L’affresco Il Trionfo del nome di Gesù, dipinto sulla volta della navata della Chiesa del Gesù a Roma, è un capolavoro celeberrimo e da sempre celebrato e riconosciuto come una delle opere monumentali più importanti del periodo tardo Barocco a Roma, impresa insuperata dell’artista genovese Giovan Battista Gaulli (Genova 1639 – Roma 1709), detto il Baciccia (o Baciccio).
Questa imponente opera fu commissionata dal Cardinal Francesco Negrone, anch’egli genovese, allora titolare di Santa Maria del Gesù. Per portarla a termine, ci vollero 5 anni (1674-79) di alacre lavoro dell’artista con la preziosa collaborazione di eccellenti personalità dell’arte scultorea di allora: Antonio Raggi e Leonardo Reti che realizzarono il complesso sistema di stucchi.
Di questa illusionistica meraviglia barocca si è detto tutto, le informazioni che si trovano sono complete e dettagliate, ma pochi conoscono il bozzetto dell’opera esposto alla Galleria Spada a poca distanza dalla chiesa del Gesù.
Conoscerlo è forse il tassello mancante per completarne la comprensione.

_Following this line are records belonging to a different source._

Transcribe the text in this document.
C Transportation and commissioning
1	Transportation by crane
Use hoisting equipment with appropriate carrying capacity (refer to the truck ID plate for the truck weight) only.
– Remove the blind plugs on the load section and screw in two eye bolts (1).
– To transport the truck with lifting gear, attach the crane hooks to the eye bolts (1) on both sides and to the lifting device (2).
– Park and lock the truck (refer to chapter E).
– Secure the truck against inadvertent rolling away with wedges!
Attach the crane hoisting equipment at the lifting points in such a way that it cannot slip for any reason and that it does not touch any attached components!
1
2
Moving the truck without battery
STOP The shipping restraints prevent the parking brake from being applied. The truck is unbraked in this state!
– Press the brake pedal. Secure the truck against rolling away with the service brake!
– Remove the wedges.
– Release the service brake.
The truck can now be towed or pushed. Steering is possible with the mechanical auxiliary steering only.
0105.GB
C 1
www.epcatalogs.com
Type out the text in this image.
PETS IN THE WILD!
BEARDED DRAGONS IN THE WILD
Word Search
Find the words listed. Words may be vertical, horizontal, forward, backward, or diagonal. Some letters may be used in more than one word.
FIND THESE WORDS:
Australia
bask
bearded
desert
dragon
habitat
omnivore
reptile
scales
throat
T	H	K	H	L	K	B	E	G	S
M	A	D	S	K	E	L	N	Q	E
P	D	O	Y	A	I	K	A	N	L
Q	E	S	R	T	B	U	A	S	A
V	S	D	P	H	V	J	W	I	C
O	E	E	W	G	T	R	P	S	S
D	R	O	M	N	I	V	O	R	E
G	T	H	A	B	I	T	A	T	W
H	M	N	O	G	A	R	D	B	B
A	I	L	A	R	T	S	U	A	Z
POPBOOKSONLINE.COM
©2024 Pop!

Questo enorme affresco, anche ammirandolo dal vivo, ha una struttura così potente e vorticosa che la meraviglia può prevaricare la lettura esatta dei vari elementi che lo compongono, la pittura e la scultura infatti, si intersecano con una tale continuità, che queste due forme d’arte a servizio di un unico progetto organico si fondono in una armonia così perfetta che non si percepisce dove finisca la pittura e inizi la scultura o viceversa.
Osservando il bozzetto, un dipinto a olio di grandi dimensioni (cm 179,5 x 120) si distingue perfettamente il confine dell’affresco vero e proprio che esce dal cornicione della volta in un effetto trompe l’oeil e si allarga sul soffitto a cassettoni, e si vede che anche le ombre sono dipinte e non prodotte da corpi solidi.
I Gesuiti richiesero, come di prassi per le opere monumentali, il progetto prima di approvare l’opera, che rispose appieno alle aspettative, con il trionfo al centro, come un sole, del monogramma di Cristo, emblema della compagnia di Sant’Ignazio. Da questa potente fonte di luce, secondo un preciso ordine morale, le allegorie del peccato, delle eresie, della vanità si allontanano e vengono dipinte in contrasto con toni lividi e in ombra. Dalla luce abbagliante del cielo e le figure traslucide immerse nel chiarore divino, ai corpi solidi e pesanti su nuvole scure con le loro ombre proiettate (ma in realtà dipinte).
Grazie al cardinal Fabrizio Spada questo capolavoro di ideazione si trova custodito in questa preziosa galleria. Vederlo e contemplarlo svela che la grandezza dell’opera monumentale non è solo nella sua dimensione, ma nella perfezione della fase progettuale che rimane il primo e più sincero pensiero dell’artista.